Addressing the media for the first time since taking over as the Air Chief on September 30, ahead of 87th anniversary of the IAF to be celebrated on October eight with air display at the Hindon air base near here, he said the plan is to induct it in large numbers, with the immediate case for 83 aircraft to be manufactured by Hindustan Aeronautics Limited (HAL) heading towards a signing. The Air Chief said the focus for future procurements will be to cut down on imports and promote the Indian industry and research organisations that are developing combat systems.
“On the fifth generation (requirement), the AMCA has been given a go ahead and we have given it our whole support and are putting in our energies there. No import is planned in the foreseeable future,” he said.
Making it clear that the budgetary support planned is only for the indigenous AMCA, the air chief said it has been decided to take on the project and technology and weapons capability is being developed.
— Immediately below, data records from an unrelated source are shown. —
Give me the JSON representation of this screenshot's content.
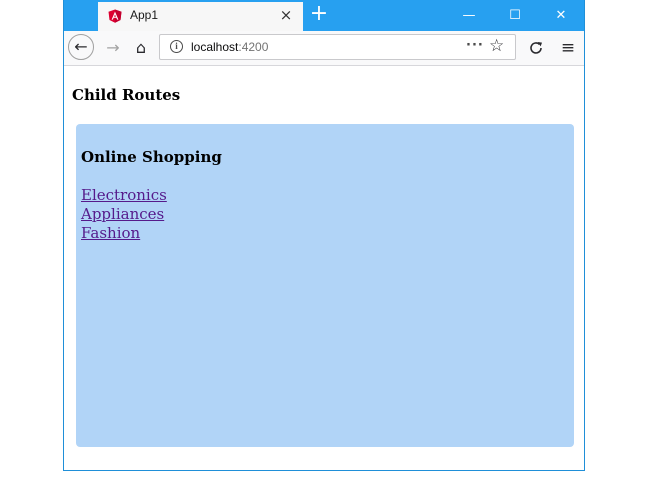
{
  "browser": {
    "tab": {
      "title": "App1",
      "favicon": "angular-icon",
      "close_glyph": "×"
    },
    "new_tab_glyph": "+",
    "window_controls": {
      "minimize": "—",
      "maximize": "☐",
      "close": "✕"
    },
    "nav": {
      "back_glyph": "←",
      "forward_glyph": "→",
      "home_glyph": "⌂",
      "reload_glyph": "C",
      "menu_glyph": "≡",
      "page_actions_glyph": "···",
      "bookmark_glyph": "☆"
    },
    "url": {
      "host": "localhost",
      "port": ":4200"
    }
  },
  "page": {
    "heading": "Child Routes",
    "panel": {
      "heading": "Online Shopping",
      "links": [
        "Electronics",
        "Appliances",
        "Fashion"
      ]
    }
  },
  "colors": {
    "titlebar": "#27a0f0",
    "panel": "#b1d4f7",
    "link": "#551a8b"
  }
}
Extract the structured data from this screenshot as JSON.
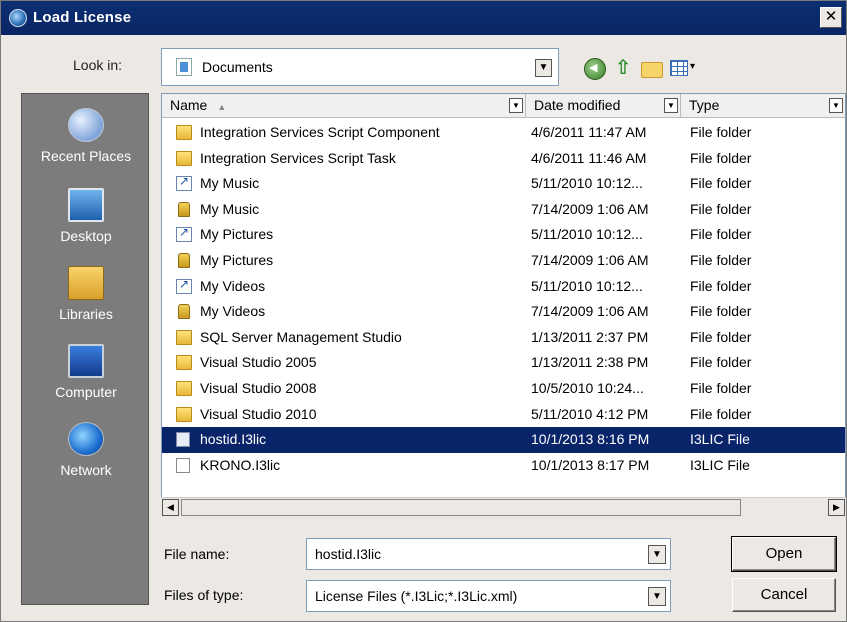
{
  "window": {
    "title": "Load License",
    "close_symbol": "✕"
  },
  "lookin": {
    "label": "Look in:",
    "value": "Documents"
  },
  "toolbar": {
    "up_symbol": "⇧"
  },
  "places": [
    {
      "label": "Recent Places",
      "icon": "recent-places-icon"
    },
    {
      "label": "Desktop",
      "icon": "desktop-icon"
    },
    {
      "label": "Libraries",
      "icon": "libraries-icon"
    },
    {
      "label": "Computer",
      "icon": "computer-icon"
    },
    {
      "label": "Network",
      "icon": "network-icon"
    }
  ],
  "columns": {
    "name": "Name",
    "date": "Date modified",
    "type": "Type"
  },
  "files": [
    {
      "name": "Integration Services Script Component",
      "date": "4/6/2011 11:47 AM",
      "type": "File folder",
      "icon": "folder"
    },
    {
      "name": "Integration Services Script Task",
      "date": "4/6/2011 11:46 AM",
      "type": "File folder",
      "icon": "folder"
    },
    {
      "name": "My Music",
      "date": "5/11/2010 10:12...",
      "type": "File folder",
      "icon": "shortcut"
    },
    {
      "name": "My Music",
      "date": "7/14/2009 1:06 AM",
      "type": "File folder",
      "icon": "locked"
    },
    {
      "name": "My Pictures",
      "date": "5/11/2010 10:12...",
      "type": "File folder",
      "icon": "shortcut"
    },
    {
      "name": "My Pictures",
      "date": "7/14/2009 1:06 AM",
      "type": "File folder",
      "icon": "locked"
    },
    {
      "name": "My Videos",
      "date": "5/11/2010 10:12...",
      "type": "File folder",
      "icon": "shortcut"
    },
    {
      "name": "My Videos",
      "date": "7/14/2009 1:06 AM",
      "type": "File folder",
      "icon": "locked"
    },
    {
      "name": "SQL Server Management Studio",
      "date": "1/13/2011 2:37 PM",
      "type": "File folder",
      "icon": "folder"
    },
    {
      "name": "Visual Studio 2005",
      "date": "1/13/2011 2:38 PM",
      "type": "File folder",
      "icon": "folder"
    },
    {
      "name": "Visual Studio 2008",
      "date": "10/5/2010 10:24...",
      "type": "File folder",
      "icon": "folder"
    },
    {
      "name": "Visual Studio 2010",
      "date": "5/11/2010 4:12 PM",
      "type": "File folder",
      "icon": "folder"
    },
    {
      "name": "hostid.I3lic",
      "date": "10/1/2013 8:16 PM",
      "type": "I3LIC File",
      "icon": "file",
      "selected": true
    },
    {
      "name": "KRONO.I3lic",
      "date": "10/1/2013 8:17 PM",
      "type": "I3LIC File",
      "icon": "file-white"
    }
  ],
  "filename": {
    "label": "File name:",
    "value": "hostid.I3lic"
  },
  "filetype": {
    "label": "Files of type:",
    "value": "License Files (*.I3Lic;*.I3Lic.xml)"
  },
  "buttons": {
    "open": "Open",
    "cancel": "Cancel"
  },
  "colors": {
    "titlebar": "#0c2f72",
    "selection": "#0a246a",
    "places_bg": "#7c7c7c"
  }
}
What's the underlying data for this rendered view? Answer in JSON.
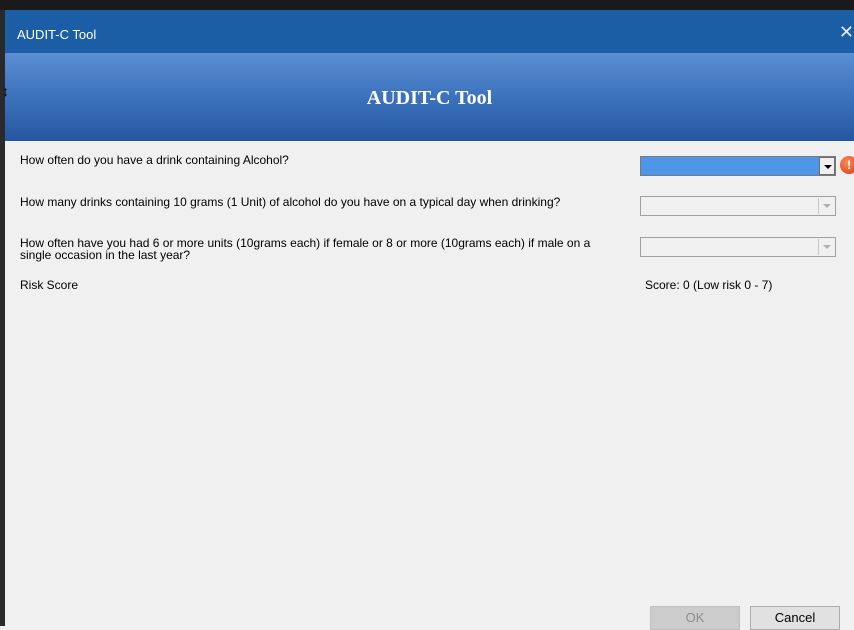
{
  "window": {
    "title": "AUDIT-C Tool",
    "close_symbol": "✕"
  },
  "banner": {
    "title": "AUDIT-C Tool"
  },
  "questions": [
    {
      "label": "How often do you have a drink containing Alcohol?",
      "value": ""
    },
    {
      "label": "How many drinks containing 10 grams (1 Unit) of alcohol do you have on a typical day when drinking?",
      "value": ""
    },
    {
      "label": "How often have you had 6 or more units (10grams each) if female or 8 or more (10grams each) if male on a single occasion in the last year?",
      "value": ""
    }
  ],
  "risk": {
    "label": "Risk Score",
    "score_text": "Score: 0 (Low risk 0 - 7)"
  },
  "validation": {
    "icon": "error-icon",
    "symbol": "!"
  },
  "buttons": {
    "ok": "OK",
    "cancel": "Cancel"
  },
  "colors": {
    "titlebar": "#1b5ea6",
    "banner_top": "#5b8fd3",
    "banner_bottom": "#2457a0",
    "selected_combo": "#4d96e8",
    "error": "#d23a10"
  }
}
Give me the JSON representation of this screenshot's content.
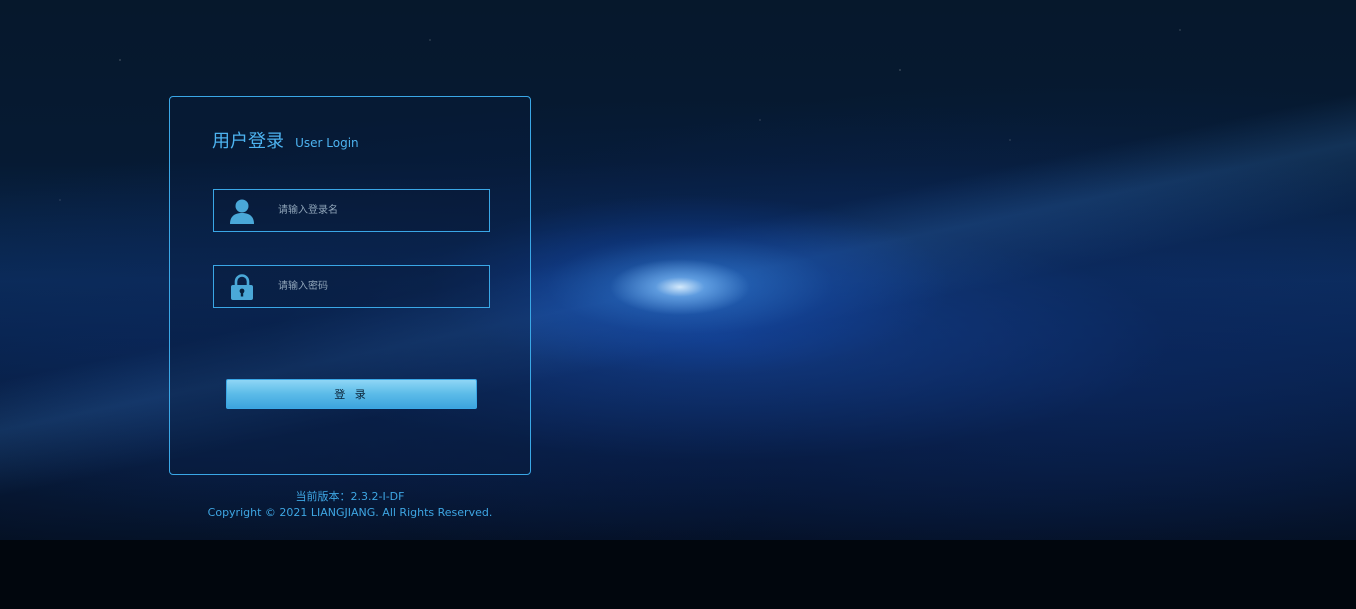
{
  "login": {
    "title_cn": "用户登录",
    "title_en": "User Login",
    "username": {
      "placeholder": "请输入登录名",
      "value": "",
      "icon": "user-icon"
    },
    "password": {
      "placeholder": "请输入密码",
      "value": "",
      "icon": "lock-icon"
    },
    "submit_label": "登 录"
  },
  "footer": {
    "version": "当前版本：2.3.2-I-DF",
    "copyright": "Copyright © 2021 LIANGJIANG. All Rights Reserved."
  },
  "colors": {
    "accent": "#3aa7e6",
    "button_top": "#8fd6f6",
    "button_bottom": "#3da4de",
    "icon": "#4aa8d8"
  }
}
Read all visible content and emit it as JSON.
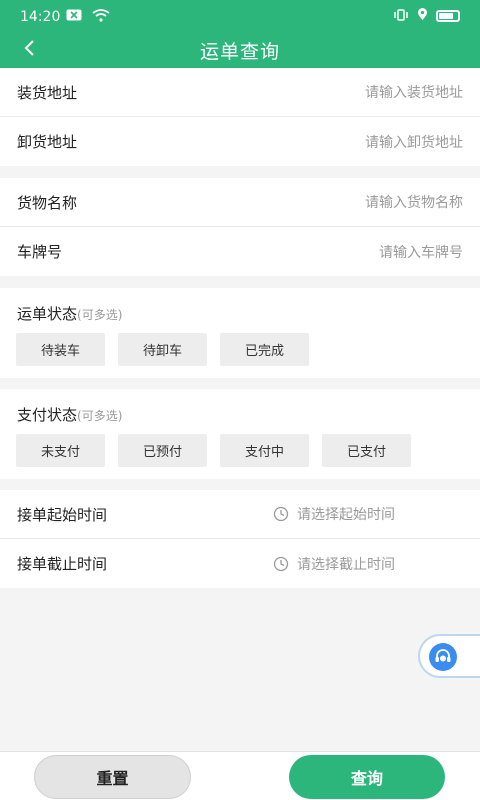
{
  "status_bar": {
    "time": "14:20",
    "left_icons": [
      "notification-x-icon",
      "wifi-icon"
    ],
    "right_icons": [
      "vibrate-icon",
      "location-icon",
      "battery-icon"
    ]
  },
  "header": {
    "title": "运单查询",
    "back_icon": "chevron-left-icon"
  },
  "address": {
    "load_label": "装货地址",
    "load_placeholder": "请输入装货地址",
    "unload_label": "卸货地址",
    "unload_placeholder": "请输入卸货地址"
  },
  "cargo": {
    "goods_label": "货物名称",
    "goods_placeholder": "请输入货物名称",
    "plate_label": "车牌号",
    "plate_placeholder": "请输入车牌号"
  },
  "waybill_status": {
    "title": "运单状态",
    "note": "(可多选)",
    "options": [
      "待装车",
      "待卸车",
      "已完成"
    ]
  },
  "payment_status": {
    "title": "支付状态",
    "note": "(可多选)",
    "options": [
      "未支付",
      "已预付",
      "支付中",
      "已支付"
    ]
  },
  "time": {
    "start_label": "接单起始时间",
    "start_placeholder": "请选择起始时间",
    "end_label": "接单截止时间",
    "end_placeholder": "请选择截止时间"
  },
  "actions": {
    "reset": "重置",
    "query": "查询"
  },
  "colors": {
    "primary": "#2db67c",
    "chip_bg": "#ededed",
    "float_button": "#3b8cf2"
  }
}
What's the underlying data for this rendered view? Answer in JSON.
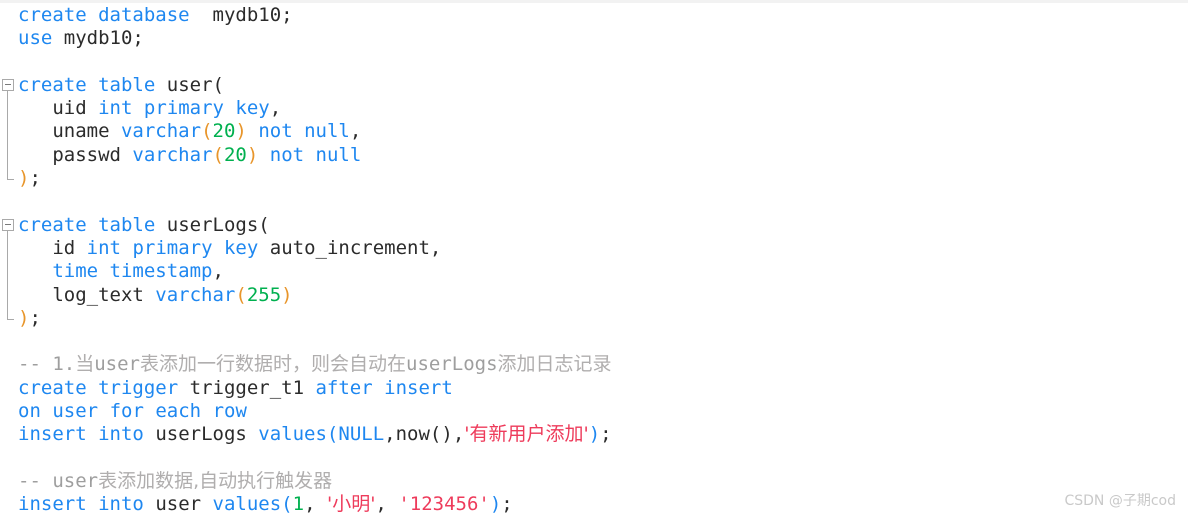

On the LCA, the Air Force Chief said after the order for 83 jets of the Mk 1 A variant, the IAF will go for a larger order of the more advanced Mk 2 version. “The AMCA and the LCA Mk 2 will be parallel projects. They will have different teams and will go on independently,” he said.
On the shooting down of its own helicopter by the IAF on February 27, he admitted it was a “big mistake” and disciplinary action is being taken against officers held responsible for the incident.
A surface-to-air missile of the Indian Air Force brought down the Mi-17 aircraft in Budgam in the Kashmir Valley, killing six IAF personnel on board the chopper and a civilian on the ground.
The court of inquiry (CoI) ordered into the incident has completed its probe and it has been established that the helicopter was hit by IAF’s own missile, said the Air Chief.
“It has been established that the helicopter was hit by our own missile. We have already taken administrative action. Disciplinary action is being taken against two officers. We admit that it was a big mistake and necessary steps have been taken so that such incident does not recur,” he said.
The probe found there were “vital gaps” in communication and coordination between the ground staff and the crew of the chopper. It also found violations of standard operating procedures.